Ed Raines, principal of Washburn Rural High School in Topeka, Kan., said
that in the twilight of the Obama administration, an outraged student
brought in an article that said Mr. Obama had awarded himself the Medal
of Honor, which he never did. Class time that day was focused on how to
evaluate online sources and what red flags students should watch for.
Mr. Raines said that while his school was in a conservative area, he did
have some students on the left. And on either side, he said, their
questions seem to be seeking something similar: reassurance in an age of
bifurcation and rancorous disagreement.
“The whole notion of being able to disagree without being disagreeable
is something that I think the kids long for,” Mr.

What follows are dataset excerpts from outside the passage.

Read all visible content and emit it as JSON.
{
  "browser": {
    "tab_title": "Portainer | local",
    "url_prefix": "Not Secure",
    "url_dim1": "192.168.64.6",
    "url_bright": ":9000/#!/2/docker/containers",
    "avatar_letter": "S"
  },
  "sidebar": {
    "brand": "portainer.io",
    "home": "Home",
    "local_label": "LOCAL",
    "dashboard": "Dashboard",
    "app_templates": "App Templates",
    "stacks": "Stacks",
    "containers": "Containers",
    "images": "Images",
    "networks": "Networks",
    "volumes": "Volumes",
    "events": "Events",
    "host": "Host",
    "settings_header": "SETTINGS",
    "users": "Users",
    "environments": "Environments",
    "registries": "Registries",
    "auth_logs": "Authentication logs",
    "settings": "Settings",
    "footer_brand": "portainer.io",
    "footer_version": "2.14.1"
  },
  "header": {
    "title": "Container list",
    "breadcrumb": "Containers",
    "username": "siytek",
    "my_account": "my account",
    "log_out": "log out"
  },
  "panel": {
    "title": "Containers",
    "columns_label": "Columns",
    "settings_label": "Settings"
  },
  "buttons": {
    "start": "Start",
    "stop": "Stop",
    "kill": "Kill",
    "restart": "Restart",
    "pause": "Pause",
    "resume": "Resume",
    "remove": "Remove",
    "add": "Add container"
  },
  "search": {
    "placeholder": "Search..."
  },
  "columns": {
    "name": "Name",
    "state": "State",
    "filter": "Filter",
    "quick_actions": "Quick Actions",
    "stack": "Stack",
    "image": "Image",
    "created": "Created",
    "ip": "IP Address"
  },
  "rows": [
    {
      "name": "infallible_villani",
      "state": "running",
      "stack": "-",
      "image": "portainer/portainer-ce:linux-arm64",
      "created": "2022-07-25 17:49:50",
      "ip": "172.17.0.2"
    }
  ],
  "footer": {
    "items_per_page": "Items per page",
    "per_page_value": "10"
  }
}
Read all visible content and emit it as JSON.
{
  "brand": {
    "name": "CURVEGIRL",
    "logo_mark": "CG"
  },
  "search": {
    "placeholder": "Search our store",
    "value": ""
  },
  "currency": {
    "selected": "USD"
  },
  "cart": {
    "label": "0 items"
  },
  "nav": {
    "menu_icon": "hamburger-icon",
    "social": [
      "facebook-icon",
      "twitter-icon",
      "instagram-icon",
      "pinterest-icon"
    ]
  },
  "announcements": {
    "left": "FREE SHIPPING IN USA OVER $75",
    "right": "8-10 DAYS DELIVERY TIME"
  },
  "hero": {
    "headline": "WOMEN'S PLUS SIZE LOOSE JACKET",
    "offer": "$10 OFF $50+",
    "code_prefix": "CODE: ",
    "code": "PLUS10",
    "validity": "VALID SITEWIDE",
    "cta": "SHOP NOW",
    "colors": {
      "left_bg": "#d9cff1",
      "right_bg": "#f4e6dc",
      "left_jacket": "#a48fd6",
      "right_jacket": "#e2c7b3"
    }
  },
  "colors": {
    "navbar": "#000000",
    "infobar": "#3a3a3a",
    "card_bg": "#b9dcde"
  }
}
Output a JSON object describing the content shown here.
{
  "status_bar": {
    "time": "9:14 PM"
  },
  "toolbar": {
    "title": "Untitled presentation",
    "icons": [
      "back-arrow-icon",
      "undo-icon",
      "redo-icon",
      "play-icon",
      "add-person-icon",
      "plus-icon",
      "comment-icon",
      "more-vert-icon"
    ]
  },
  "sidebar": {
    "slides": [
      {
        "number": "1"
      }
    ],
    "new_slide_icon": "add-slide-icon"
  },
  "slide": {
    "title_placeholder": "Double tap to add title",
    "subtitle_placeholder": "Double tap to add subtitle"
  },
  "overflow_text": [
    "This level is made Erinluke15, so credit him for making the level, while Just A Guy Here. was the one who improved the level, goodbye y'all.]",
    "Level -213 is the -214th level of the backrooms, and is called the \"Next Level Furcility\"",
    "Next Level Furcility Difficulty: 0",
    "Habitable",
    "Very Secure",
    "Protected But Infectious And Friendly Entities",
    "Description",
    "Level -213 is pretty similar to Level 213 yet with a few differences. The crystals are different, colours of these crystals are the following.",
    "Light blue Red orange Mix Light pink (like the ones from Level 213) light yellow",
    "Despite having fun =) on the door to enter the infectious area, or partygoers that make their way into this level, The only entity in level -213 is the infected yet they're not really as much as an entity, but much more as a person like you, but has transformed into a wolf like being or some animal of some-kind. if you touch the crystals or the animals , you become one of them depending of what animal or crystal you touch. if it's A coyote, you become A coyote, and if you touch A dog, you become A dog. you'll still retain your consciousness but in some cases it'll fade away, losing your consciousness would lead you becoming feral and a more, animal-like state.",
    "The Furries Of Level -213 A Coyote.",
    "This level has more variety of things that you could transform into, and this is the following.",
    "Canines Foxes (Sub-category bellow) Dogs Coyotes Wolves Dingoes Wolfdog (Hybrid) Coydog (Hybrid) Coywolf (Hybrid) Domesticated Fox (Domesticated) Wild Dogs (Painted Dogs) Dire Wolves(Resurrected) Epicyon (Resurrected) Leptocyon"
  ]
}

Raines said. “And
they’re seeking direction on how we get back to that point.”
Of course, this political moment has been unusual for adults as well.
Emily Kaczmarek, who teaches English and offers college counseling to
low-income students in New York City through two nonprofit
organizations, said that watching her students become more engaged had
helped her see this moment differently.
“This is something that has been a note of hope for me,” she said. “It’s
seeing students wake up to their citizenship, to the fact that
citizenship is not passive, or shouldn’t be. Regardless of how you feel
about everything that’s going on, it’s thrilling as an educator to see
that shift happen in a teenager, to see their world get wider.”